Der Bundesstaat, eine Herkulesaufgabe

Nach dem Wiener Kongress von 1815, in der Zeit der Restauration, stellten sich den liberalen Kräften zwei Hauptaufgaben, eine kantonale und eine landesweite. Die erste, die liberale Umgestaltung der politischen Verhältnisse in den Kantonen, gelang 1830, jedenfalls in den dominierenden Kantonen des Mittellandes. Die zweite, die Überwindung der kantonalen Souveränität im Sinne eines geeinten Bundesstaats, blieb hingegen Programm bis 1848. «Noch herrscht Kantonsgeist im Schweizerischen Vaterland. Noch hemmt er tausendfach das Erstarken des nationalen Volkslebens durch seine Eifersüchteleien. Doch niemals wird die alte rostige Herrschaft wieder zu der ehemaligen Ausdehnung gelangen; sie wird dahinschwinden vor dem Hauche des Volkslebens, wie der Schnee dahinschmilzt vor dem Hauche der Frühlingsluft», schrieb das Solothurner Blatt am 6. Mai 1837.

«Der Anfang der Schweiz, wie wir sie heute kennen»

Schon 1819 hatten liberale Studenten aus Bern und Zürich bei der Gründung ihrer schweizerischen Vereinigung «Zofingia» die Losung ausgegeben: «Es spreche keiner: ‹Ich bin ein Zürcher oder ein Berner oder Luzerner›, nein, er spreche: ‹Ich bin ein Schweizer!›» 1832 kam es zu überkantonalen Vereinigungen, aber sie gingen in die falsche Richtung. Mit dem «Siebnerkonkordat» garantierten sich die liberalen Kantone Zürich, Bern, Luzen, Solothurn, St. Gallen, Aargau und Thurgau gegenseitig ihre regenerierten Verfassungen. Da hatte eine Bundesrevision zugunsten einer neuen starken Schweiz einen schweren Stand, zumal sich kurz darauf Uri, Schwyz, Unterwalden, Baselstadt und Neuenburg im konservativen «Sarnernbund» zusammenschlossen, um mit vereinten Kräften gegen eine Revision anzukämpfen. Gleich zwei Sonderbünde – zwei zu viel.

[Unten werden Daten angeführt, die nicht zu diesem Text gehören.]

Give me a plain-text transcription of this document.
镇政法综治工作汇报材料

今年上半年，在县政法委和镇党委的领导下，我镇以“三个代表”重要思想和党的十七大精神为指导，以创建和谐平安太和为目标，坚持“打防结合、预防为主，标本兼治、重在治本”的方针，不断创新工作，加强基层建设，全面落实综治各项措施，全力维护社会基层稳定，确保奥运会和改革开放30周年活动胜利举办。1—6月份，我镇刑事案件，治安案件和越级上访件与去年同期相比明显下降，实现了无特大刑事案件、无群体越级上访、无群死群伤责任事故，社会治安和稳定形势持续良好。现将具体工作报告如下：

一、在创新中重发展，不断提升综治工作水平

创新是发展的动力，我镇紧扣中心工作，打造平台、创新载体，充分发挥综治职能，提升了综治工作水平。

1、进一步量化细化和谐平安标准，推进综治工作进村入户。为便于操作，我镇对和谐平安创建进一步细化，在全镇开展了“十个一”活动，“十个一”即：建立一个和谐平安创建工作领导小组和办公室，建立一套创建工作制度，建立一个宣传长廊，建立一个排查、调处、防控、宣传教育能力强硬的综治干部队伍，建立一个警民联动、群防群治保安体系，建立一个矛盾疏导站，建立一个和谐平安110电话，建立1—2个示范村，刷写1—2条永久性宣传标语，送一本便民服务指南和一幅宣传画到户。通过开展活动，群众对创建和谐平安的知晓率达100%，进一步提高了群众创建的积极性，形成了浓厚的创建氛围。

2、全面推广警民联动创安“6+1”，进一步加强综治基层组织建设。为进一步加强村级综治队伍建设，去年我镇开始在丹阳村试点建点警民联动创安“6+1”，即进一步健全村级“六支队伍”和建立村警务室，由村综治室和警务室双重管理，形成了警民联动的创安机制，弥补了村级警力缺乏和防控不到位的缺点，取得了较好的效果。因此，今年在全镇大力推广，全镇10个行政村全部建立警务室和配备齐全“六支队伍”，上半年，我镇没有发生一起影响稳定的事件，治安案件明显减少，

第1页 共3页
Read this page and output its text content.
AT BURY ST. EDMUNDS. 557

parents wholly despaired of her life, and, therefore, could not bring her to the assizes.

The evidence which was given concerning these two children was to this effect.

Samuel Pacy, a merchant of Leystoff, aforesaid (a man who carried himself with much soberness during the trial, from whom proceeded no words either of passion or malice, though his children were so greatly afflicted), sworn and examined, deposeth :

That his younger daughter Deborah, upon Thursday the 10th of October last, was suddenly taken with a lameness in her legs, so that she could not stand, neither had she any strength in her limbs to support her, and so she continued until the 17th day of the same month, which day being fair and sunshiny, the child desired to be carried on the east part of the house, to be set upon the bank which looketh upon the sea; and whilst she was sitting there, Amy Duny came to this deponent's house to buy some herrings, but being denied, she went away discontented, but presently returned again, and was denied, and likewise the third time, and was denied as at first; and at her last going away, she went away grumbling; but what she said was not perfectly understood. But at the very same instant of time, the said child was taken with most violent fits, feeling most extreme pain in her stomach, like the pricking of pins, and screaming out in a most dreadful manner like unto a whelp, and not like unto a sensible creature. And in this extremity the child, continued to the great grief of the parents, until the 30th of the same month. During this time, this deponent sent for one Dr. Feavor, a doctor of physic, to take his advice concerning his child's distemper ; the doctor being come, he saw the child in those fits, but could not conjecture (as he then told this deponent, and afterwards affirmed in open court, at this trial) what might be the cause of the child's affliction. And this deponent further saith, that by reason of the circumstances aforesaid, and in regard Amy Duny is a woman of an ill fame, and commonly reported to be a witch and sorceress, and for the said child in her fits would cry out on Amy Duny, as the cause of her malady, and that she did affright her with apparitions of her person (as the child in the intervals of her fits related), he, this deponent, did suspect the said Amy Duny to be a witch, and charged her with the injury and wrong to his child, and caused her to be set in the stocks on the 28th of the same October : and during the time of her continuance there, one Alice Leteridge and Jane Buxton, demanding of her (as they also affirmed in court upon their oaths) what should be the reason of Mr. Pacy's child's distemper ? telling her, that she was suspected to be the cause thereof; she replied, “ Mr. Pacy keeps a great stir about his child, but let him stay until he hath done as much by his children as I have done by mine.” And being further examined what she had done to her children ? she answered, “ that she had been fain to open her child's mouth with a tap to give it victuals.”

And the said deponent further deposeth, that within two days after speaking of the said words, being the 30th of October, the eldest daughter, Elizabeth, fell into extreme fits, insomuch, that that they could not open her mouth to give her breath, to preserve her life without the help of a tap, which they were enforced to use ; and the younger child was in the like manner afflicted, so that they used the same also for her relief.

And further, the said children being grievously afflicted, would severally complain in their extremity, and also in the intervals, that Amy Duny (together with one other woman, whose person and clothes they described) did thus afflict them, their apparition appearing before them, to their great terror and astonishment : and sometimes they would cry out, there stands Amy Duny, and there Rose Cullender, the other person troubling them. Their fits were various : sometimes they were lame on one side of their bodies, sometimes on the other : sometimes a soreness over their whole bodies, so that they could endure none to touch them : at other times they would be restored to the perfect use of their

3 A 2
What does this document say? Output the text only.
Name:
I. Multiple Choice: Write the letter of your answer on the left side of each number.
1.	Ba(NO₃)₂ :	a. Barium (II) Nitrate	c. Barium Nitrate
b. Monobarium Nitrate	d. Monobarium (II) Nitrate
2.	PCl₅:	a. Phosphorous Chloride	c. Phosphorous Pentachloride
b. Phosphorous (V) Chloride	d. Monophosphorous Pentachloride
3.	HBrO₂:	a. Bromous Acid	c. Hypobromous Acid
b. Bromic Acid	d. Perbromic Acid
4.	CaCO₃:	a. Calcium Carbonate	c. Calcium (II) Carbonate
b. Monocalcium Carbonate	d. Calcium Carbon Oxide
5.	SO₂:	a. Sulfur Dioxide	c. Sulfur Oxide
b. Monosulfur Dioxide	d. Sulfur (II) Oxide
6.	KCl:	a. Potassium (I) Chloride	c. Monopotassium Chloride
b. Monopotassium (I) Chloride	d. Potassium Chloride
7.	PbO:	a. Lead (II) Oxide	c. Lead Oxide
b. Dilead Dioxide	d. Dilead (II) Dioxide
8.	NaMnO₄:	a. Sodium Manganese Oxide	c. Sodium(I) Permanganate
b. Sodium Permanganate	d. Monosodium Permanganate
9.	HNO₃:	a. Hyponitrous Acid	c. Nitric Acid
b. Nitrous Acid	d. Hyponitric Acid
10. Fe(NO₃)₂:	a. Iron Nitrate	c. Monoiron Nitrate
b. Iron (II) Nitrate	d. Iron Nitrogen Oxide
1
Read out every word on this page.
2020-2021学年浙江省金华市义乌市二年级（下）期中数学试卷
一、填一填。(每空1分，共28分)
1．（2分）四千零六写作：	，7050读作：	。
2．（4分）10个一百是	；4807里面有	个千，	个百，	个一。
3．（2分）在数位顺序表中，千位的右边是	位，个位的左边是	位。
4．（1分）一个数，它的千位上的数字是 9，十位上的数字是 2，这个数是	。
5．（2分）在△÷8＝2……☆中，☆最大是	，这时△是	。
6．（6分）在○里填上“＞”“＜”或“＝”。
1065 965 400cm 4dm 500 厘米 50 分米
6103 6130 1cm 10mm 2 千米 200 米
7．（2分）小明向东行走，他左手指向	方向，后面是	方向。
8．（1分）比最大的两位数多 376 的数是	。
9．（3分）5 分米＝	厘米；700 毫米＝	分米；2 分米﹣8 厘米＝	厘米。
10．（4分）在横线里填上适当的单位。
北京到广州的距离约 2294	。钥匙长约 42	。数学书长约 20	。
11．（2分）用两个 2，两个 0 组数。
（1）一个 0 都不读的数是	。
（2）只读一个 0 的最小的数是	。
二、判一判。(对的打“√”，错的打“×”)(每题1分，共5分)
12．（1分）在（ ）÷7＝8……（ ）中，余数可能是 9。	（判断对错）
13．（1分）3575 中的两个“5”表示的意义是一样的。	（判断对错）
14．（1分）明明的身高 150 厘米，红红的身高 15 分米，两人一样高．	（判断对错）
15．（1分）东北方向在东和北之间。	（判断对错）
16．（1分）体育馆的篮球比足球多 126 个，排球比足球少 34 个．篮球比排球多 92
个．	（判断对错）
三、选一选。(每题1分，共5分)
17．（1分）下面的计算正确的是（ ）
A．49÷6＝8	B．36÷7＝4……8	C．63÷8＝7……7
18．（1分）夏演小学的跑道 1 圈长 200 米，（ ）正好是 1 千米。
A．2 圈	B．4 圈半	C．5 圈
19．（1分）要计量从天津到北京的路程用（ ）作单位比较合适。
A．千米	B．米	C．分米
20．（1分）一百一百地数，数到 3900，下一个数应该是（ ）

«Stehet auf, Eidgenossen, wie wir, benutzet die gegenwärtige Volksentrüstung zur Rettung des Vaterlandes, zur Schaffung einer neuen gerechten Bundesverfassung!
Aus dem Aufruf der Volksversammlung zu Flawÿl vom 7. August 1836».
Schweizerisches Nationalmuseum

Nach vier Jahren ein erneuter Versuch, die lose, zerstrittene Eidgenossenschaft zu einem starken Bund zu formen. Auf der Weidegg in Flawil SG kamen am 7. August 1836 rund 8‘000 Mann zusammen. «Der Wunsch nach einem festgefügten Bundesstaat und einer einheitlichen schweizerischen Verfassung war das Credo der Flawiler Volksversammlung», ist in der bemerkenswerten Festschrift zur 150-Jahr-Feier von 1986 nachzulesen, wo mit berechtigtem Stolz auf die Signalwirkung dieser Volkstags hingewiesen wird: «Die kraftvolle Demonstration [von 1836] erregte viel Aufsehen im In- und Ausland. Das Wort ‹Flawylisieren› wurde bei den Aristokraten zum Synonym für Rebellieren. Die Versammlung wurde aber auch zum Vorbild für ähnliche Kundgebungen in der ganzen Schweiz.»

Es muss an jenem 7. August auf der Weidegg in Flawil wie aus Kübeln gegossen haben. 8‘000 Mann und wohl ebenso viele Schirme, die nur deshalb nicht alle mit aufs Bild kamen, weil der unbekannte Maler dadurch nicht sämtliche Teilnehmer verdecken wollte. Auch die Festwirtschaften blieben leer. Aber selbst eine Sintflut hätte der Schweizerfahne nichts anhaben können. Sie triumphierte in hellsten Farben über der Versammlung. «Es war der Anfang der Schweiz, wie wir sie heute kennen», schrieb das St. Galler Tagblatt 2015 dazu. Man zitiert diese Aussage zwar lieber, als dass man sie selber vertritt. Aber gern lässt man sie so stehen.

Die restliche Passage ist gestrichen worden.